The report by the Public Law Project, which claims it is the first independent, UK-wide study of the procedure since its introduction three years ago, identifies problems at all stages.

While accepting the principle of local resolution, the report says the procedure 'fails to recognise how difficult it is for complainants to have to confront the very organisation or people that treated them'. The report also says it lacks impartiality and transparency.

The report finds that the next stage of the procedure, independent review, also fails to 'give complainants confidence in (its) independence or effectiveness' as the panels were 'established as a committee of the trust' and 'paid for by the trust'.

None of the complainants who had gone through independent review felt that the NHS had been held properly accountable, it says.

'Complaints have enormous potential to shed light on problems faced by people receiving care in the NHS,' said report author Henrietta Wallace. 'Yet the procedures for monitoring complaints and ensuring that improvements are implemented are woefully inadequate. Far from improving the accountability of the NHS, many feel that the new procedure is letting the NHS evade responsibility for mistakes.'

The report says the Department of Health should produce national standards on local complaint resolution and reform its application in primary care as 'a matter of priority' so people can complain to 'an officer who is independent of the practice concerned'.

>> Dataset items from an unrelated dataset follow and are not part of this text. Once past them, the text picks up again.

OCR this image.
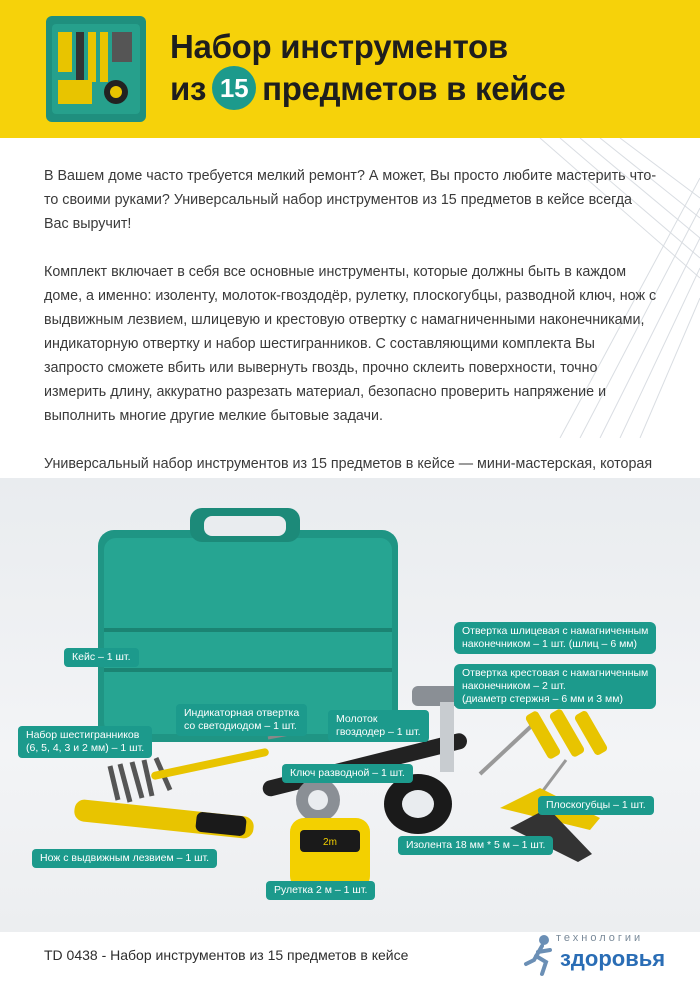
Набор инструментов
из 15 предметов в кейсе

В Вашем доме часто требуется мелкий ремонт? А может, Вы просто любите мастерить что-то своими руками? Универсальный набор инструментов из 15 предметов в кейсе всегда Вас выручит!

Комплект включает в себя все основные инструменты, которые должны быть в каждом доме, а именно: изоленту, молоток-гвоздодёр, рулетку, плоскогубцы, разводной ключ, нож с выдвижным лезвием, шлицевую и крестовую отвертку с намагниченными наконечниками, индикаторную отвертку и набор шестигранников. С составляющими комплекта Вы запросто сможете вбить или вывернуть гвоздь, прочно склеить поверхности, точно измерить длину, аккуратно разрезать материал, безопасно проверить напряжение и выполнить многие другие мелкие бытовые задачи.

Универсальный набор инструментов из 15 предметов в кейсе — мини-мастерская, которая

2m
Кейс – 1 шт.
Отвертка шлицевая с намагниченным
наконечником – 1 шт. (шлиц – 6 мм)
Отвертка крестовая с намагниченным
наконечником – 2 шт.
(диаметр стержня – 6 мм и 3 мм)
Индикаторная отвертка
со светодиодом – 1 шт.
Набор шестигранников
(6, 5, 4, 3 и 2 мм) – 1 шт.
Молоток
гвоздодер – 1 шт.
Ключ разводной – 1 шт.
Плоскогубцы – 1 шт.
Нож с выдвижным лезвием – 1 шт.
Изолента 18 мм * 5 м – 1 шт.
Рулетка 2 м – 1 шт.
TD 0438 - Набор инструментов из 15 предметов в кейсе
технологии
здоровья
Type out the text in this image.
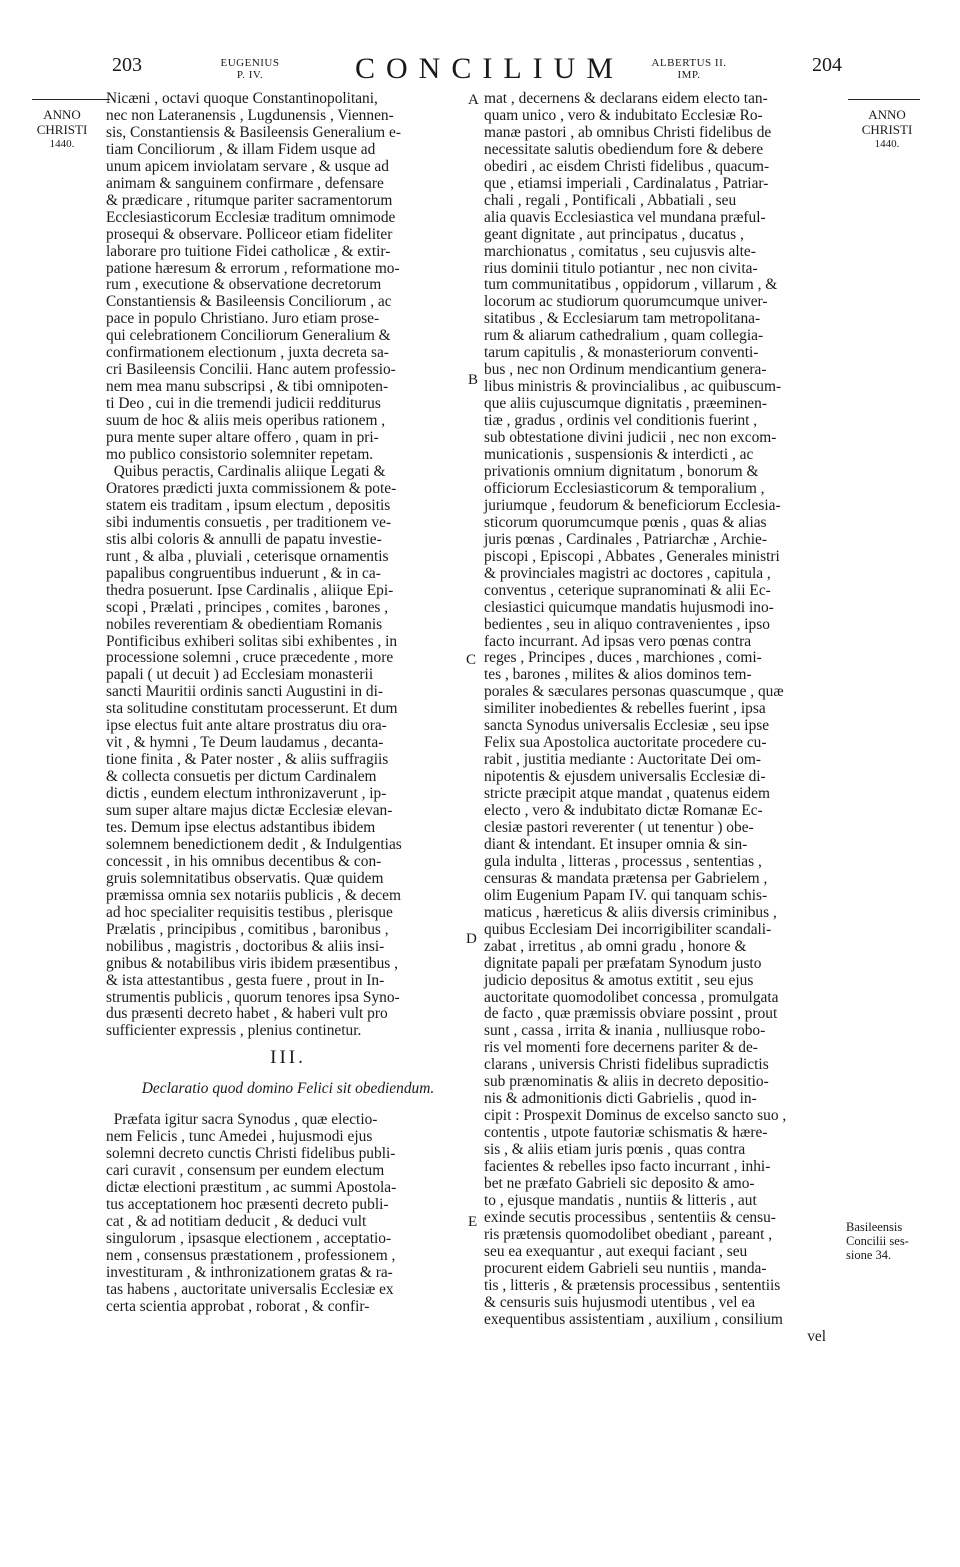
203	EUGENIUS
P. IV.	CONCILIUM	ALBERTUS II.
IMP.	204
ANNO
CHRISTI
1440.
ANNO
CHRISTI
1440.
Basileensis
Concilii ses-
sione 34.
A
B
C
D
E

Nicæni , octavi quoque Constantinopolitani,
nec non Lateranensis , Lugdunensis , Viennen-
sis, Constantiensis & Basileensis Generalium e-
tiam Conciliorum , & illam Fidem usque ad
unum apicem inviolatam servare , & usque ad
animam & sanguinem confirmare , defensare
& prædicare , ritumque pariter sacramentorum
Ecclesiasticorum Ecclesiæ traditum omnimode
prosequi & observare. Polliceor etiam fideliter
laborare pro tuitione Fidei catholicæ , & extir-
patione hæresum & errorum , reformatione mo-
rum , executione & observatione decretorum
Constantiensis & Basileensis Conciliorum , ac
pace in populo Christiano. Juro etiam prose-
qui celebrationem Conciliorum Generalium &
confirmationem electionum , juxta decreta sa-
cri Basileensis Concilii. Hanc autem professio-
nem mea manu subscripsi , & tibi omnipoten-
ti Deo , cui in die tremendi judicii redditurus
suum de hoc & aliis meis operibus rationem ,
pura mente super altare offero , quam in pri-
mo publico consistorio solemniter repetam.

Quibus peractis, Cardinalis aliique Legati &
Oratores prædicti juxta commissionem & pote-
statem eis traditam , ipsum electum , depositis
sibi indumentis consuetis , per traditionem ve-
stis albi coloris & annulli de papatu investie-
runt , & alba , pluviali , ceterisque ornamentis
papalibus congruentibus induerunt , & in ca-
thedra posuerunt. Ipse Cardinalis , aliique Epi-
scopi , Prælati , principes , comites , barones ,
nobiles reverentiam & obedientiam Romanis
Pontificibus exhiberi solitas sibi exhibentes , in
processione solemni , cruce præcedente , more
papali ( ut decuit ) ad Ecclesiam monasterii
sancti Mauritii ordinis sancti Augustini in di-
sta solitudine constitutam processerunt. Et dum
ipse electus fuit ante altare prostratus diu ora-
vit , & hymni , Te Deum laudamus , decanta-
tione finita , & Pater noster , & aliis suffragiis
& collecta consuetis per dictum Cardinalem
dictis , eundem electum inthronizaverunt , ip-
sum super altare majus dictæ Ecclesiæ elevan-
tes. Demum ipse electus adstantibus ibidem
solemnem benedictionem dedit , & Indulgentias
concessit , in his omnibus decentibus & con-
gruis solemnitatibus observatis. Quæ quidem
præmissa omnia sex notariis publicis , & decem
ad hoc specialiter requisitis testibus , plerisque
Prælatis , principibus , comitibus , baronibus ,
nobilibus , magistris , doctoribus & aliis insi-
gnibus & notabilibus viris ibidem præsentibus ,
& ista attestantibus , gesta fuere , prout in In-
strumentis publicis , quorum tenores ipsa Syno-
dus præsenti decreto habet , & haberi vult pro
sufficienter expressis , plenius continetur.

III.
Declaratio quod domino Felici sit obediendum.

Præfata igitur sacra Synodus , quæ electio-
nem Felicis , tunc Amedei , hujusmodi ejus
solemni decreto cunctis Christi fidelibus publi-
cari curavit , consensum per eundem electum
dictæ electioni præstitum , ac summi Apostola-
tus acceptationem hoc præsenti decreto publi-
cat , & ad notitiam deducit , & deduci vult
singulorum , ipsasque electionem , acceptatio-
nem , consensus præstationem , professionem ,
investituram , & inthronizationem gratas & ra-
tas habens , auctoritate universalis Ecclesiæ ex
certa scientia approbat , roborat , & confir-

mat , decernens & declarans eidem electo tan-
quam unico , vero & indubitato Ecclesiæ Ro-
manæ pastori , ab omnibus Christi fidelibus de
necessitate salutis obediendum fore & debere
obediri , ac eisdem Christi fidelibus , quacum-
que , etiamsi imperiali , Cardinalatus , Patriar-
chali , regali , Pontificali , Abbatiali , seu
alia quavis Ecclesiastica vel mundana præful-
geant dignitate , aut principatus , ducatus ,
marchionatus , comitatus , seu cujusvis alte-
rius dominii titulo potiantur , nec non civita-
tum communitatibus , oppidorum , villarum , &
locorum ac studiorum quorumcumque univer-
sitatibus , & Ecclesiarum tam metropolitana-
rum & aliarum cathedralium , quam collegia-
tarum capitulis , & monasteriorum conventi-
bus , nec non Ordinum mendicantium genera-
libus ministris & provincialibus , ac quibuscum-
que aliis cujuscumque dignitatis , præeminen-
tiæ , gradus , ordinis vel conditionis fuerint ,
sub obtestatione divini judicii , nec non excom-
municationis , suspensionis & interdicti , ac
privationis omnium dignitatum , bonorum &
officiorum Ecclesiasticorum & temporalium ,
juriumque , feudorum & beneficiorum Ecclesia-
sticorum quorumcumque pœnis , quas & alias
juris pœnas , Cardinales , Patriarchæ , Archie-
piscopi , Episcopi , Abbates , Generales ministri
& provinciales magistri ac doctores , capitula ,
conventus , ceterique supranominati & alii Ec-
clesiastici quicumque mandatis hujusmodi ino-
bedientes , seu in aliquo contravenientes , ipso
facto incurrant. Ad ipsas vero pœnas contra
reges , Principes , duces , marchiones , comi-
tes , barones , milites & alios dominos tem-
porales & sæculares personas quascumque , quæ
similiter inobedientes & rebelles fuerint , ipsa
sancta Synodus universalis Ecclesiæ , seu ipse
Felix sua Apostolica auctoritate procedere cu-
rabit , justitia mediante : Auctoritate Dei om-
nipotentis & ejusdem universalis Ecclesiæ di-
stricte præcipit atque mandat , quatenus eidem
electo , vero & indubitato dictæ Romanæ Ec-
clesiæ pastori reverenter ( ut tenentur ) obe-
diant & intendant. Et insuper omnia & sin-
gula indulta , litteras , processus , sententias ,
censuras & mandata prætensa per Gabrielem ,
olim Eugenium Papam IV. qui tanquam schis-
maticus , hæreticus & aliis diversis criminibus ,
quibus Ecclesiam Dei incorrigibiliter scandali-
zabat , irretitus , ab omni gradu , honore &
dignitate papali per præfatam Synodum justo
judicio depositus & amotus extitit , seu ejus
auctoritate quomodolibet concessa , promulgata
de facto , quæ præmissis obviare possint , prout
sunt , cassa , irrita & inania , nulliusque robo-
ris vel momenti fore decernens pariter & de-
clarans , universis Christi fidelibus supradictis
sub prænominatis & aliis in decreto depositio-
nis & admonitionis dicti Gabrielis , quod in-
cipit : Prospexit Dominus de excelso sancto suo ,
contentis , utpote fautoriæ schismatis & hære-
sis , & aliis etiam juris pœnis , quas contra
facientes & rebelles ipso facto incurrant , inhi-
bet ne præfato Gabrieli sic deposito & amo-
to , ejusque mandatis , nuntiis & litteris , aut
exinde secutis processibus , sententiis & censu-
ris prætensis quomodolibet obediant , pareant ,
seu ea exequantur , aut exequi faciant , seu
procurent eidem Gabrieli seu nuntiis , manda-
tis , litteris , & prætensis processibus , sententiis
& censuris suis hujusmodi utentibus , vel ea
exequentibus assistentiam , auxilium , consilium

vel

It calls for a 'fast track' taking complaints which raise serious questions about competence to higher levels of the procedure, litigation or the professional bodies.

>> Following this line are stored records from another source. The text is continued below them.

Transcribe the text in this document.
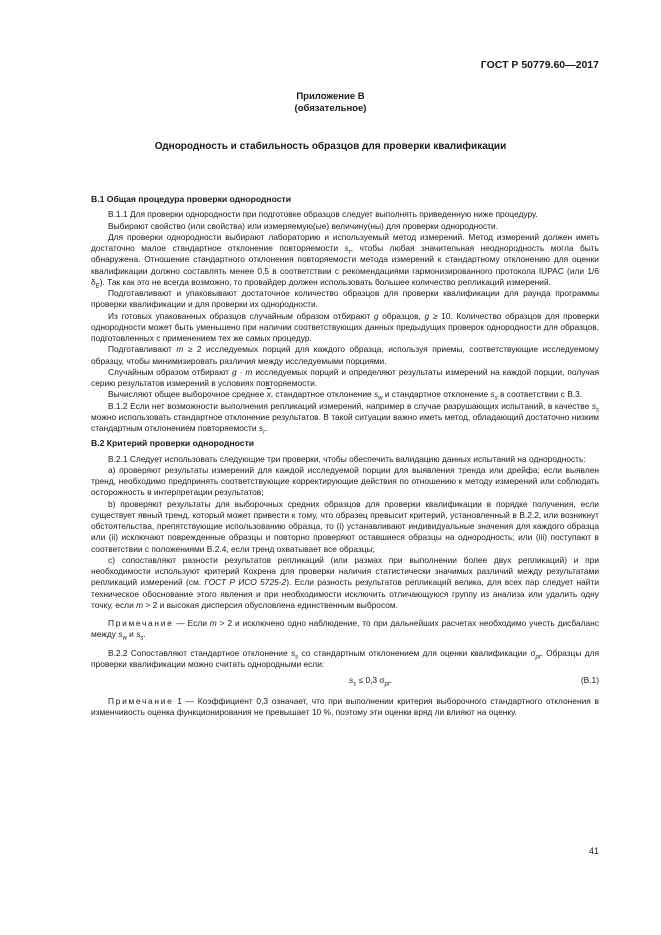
ГОСТ Р 50779.60—2017
Приложение В
(обязательное)
Однородность и стабильность образцов для проверки квалификации
В.1 Общая процедура проверки однородности

В.1.1 Для проверки однородности при подготовке образцов следует выполнять приведенную ниже процедуру.

Выбирают свойство (или свойства) или измеряемую(ые) величину(ны) для проверки однородности.

Для проверки однородности выбирают лабораторию и используемый метод измерений. Метод измерений должен иметь достаточно малое стандартное отклонение повторяемости $s_r$, чтобы любая значительная неоднородность могла быть обнаружена. Отношение стандартного отклонения повторяемости метода измерений к стандартному отклонению для оценки квалификации должно составлять менее 0,5 в соответствии с рекомендациями гармонизированного протокола IUPAC (или 1/6 $\delta_E$). Так как это не всегда возможно, то провайдер должен использовать большее количество репликаций измерений.

Подготавливают и упаковывают достаточное количество образцов для проверки квалификации для раунда программы проверки квалификации и для проверки их однородности.

Из готовых упакованных образцов случайным образом отбирают g образцов, g ≥ 10. Количество образцов для проверки однородности может быть уменьшено при наличии соответствующих данных предыдущих проверок однородности для образцов, подготовленных с применением тех же самых процедур.

Подготавливают m ≥ 2 исследуемых порций для каждого образца, используя приемы, соответствующие исследуемому образцу, чтобы минимизировать различия между исследуемыми порциями.

Случайным образом отбирают g · m исследуемых порций и определяют результаты измерений на каждой порции, получая серию результатов измерений в условиях повторяемости.

Вычисляют общее выборочное среднее $\overline{x}$, стандартное отклонение $s_w$ и стандартное отклонение $s_s$ в соответствии с В.3.

В.1.2 Если нет возможности выполнения репликаций измерений, например в случае разрушающих испытаний, в качестве $s_s$ можно использовать стандартное отклонение результатов. В такой ситуации важно иметь метод, обладающий достаточно низким стандартным отклонением повторяемости $s_r$.

В.2 Критерий проверки однородности

В.2.1 Следует использовать следующие три проверки, чтобы обеспечить валидацию данных испытаний на однородность:

а) проверяют результаты измерений для каждой исследуемой порции для выявления тренда или дрейфа; если выявлен тренд, необходимо предпринять соответствующие корректирующие действия по отношению к методу измерений или соблюдать осторожность в интерпретации результатов;

b) проверяют результаты для выборочных средних образцов для проверки квалификации в порядке получения, если существует явный тренд, который может привести к тому, что образец превысит критерий, установленный в В.2.2, или возникнут обстоятельства, препятствующие использованию образца, то (i) устанавливают индивидуальные значения для каждого образца или (ii) исключают поврежденные образцы и повторно проверяют оставшиеся образцы на однородность; или (iii) поступают в соответствии с положениями В.2.4, если тренд охватывает все образцы;

с) сопоставляют разности результатов репликаций (или размах при выполнении более двух репликаций) и при необходимости используют критерий Кохрена для проверки наличия статистически значимых различий между результатами репликаций измерений (см. ГОСТ Р ИСО 5725-2). Если разность результатов репликаций велика, для всех пар следует найти техническое обоснование этого явления и при необходимости исключить отличающуюся группу из анализа или удалить одну точку, если m > 2 и высокая дисперсия обусловлена единственным выбросом.

Примечание — Если m > 2 и исключено одно наблюдение, то при дальнейших расчетах необходимо учесть дисбаланс между $s_w$ и $s_s$.

В.2.2 Сопоставляют стандартное отклонение $s_s$ со стандартным отклонением для оценки квалификации $\sigma_{pt}$. Образцы для проверки квалификации можно считать однородными если:

$s_s \le 0,3$ $\sigma_{pt}$.	(В.1)

Примечание 1 — Коэффициент 0,3 означает, что при выполнении критерия выборочного стандартного отклонения в изменчивость оценка функционирования не превышает 10 %, поэтому эти оценки вряд ли влияют на оценку.

41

It demands a complete overhaul of the independent review process, calling for the DoH to set up independent regional complaints centres to employ convenors and provide administrative support.

And it says health authorities should monitor complaints in primary care and the Commission for Health Improvement should be given a role in monitoring complaints against trusts.

Patients Association representative Mike Stone, who was involved in producing the report, said he hoped it would 'facilitate better procedure'.

The report also calls for community health councils to be given a statutory role in supporting complainants. Donna Covey, director of the Association of Community Health Councils for England and Wales, said the report supported its experience of the complaints system.

Cause for Complaint? Henrietta Wallace, Public Law Project, Room E608, Birkbeck College, University of London, Malet Street, London WC1E 7HX. Free.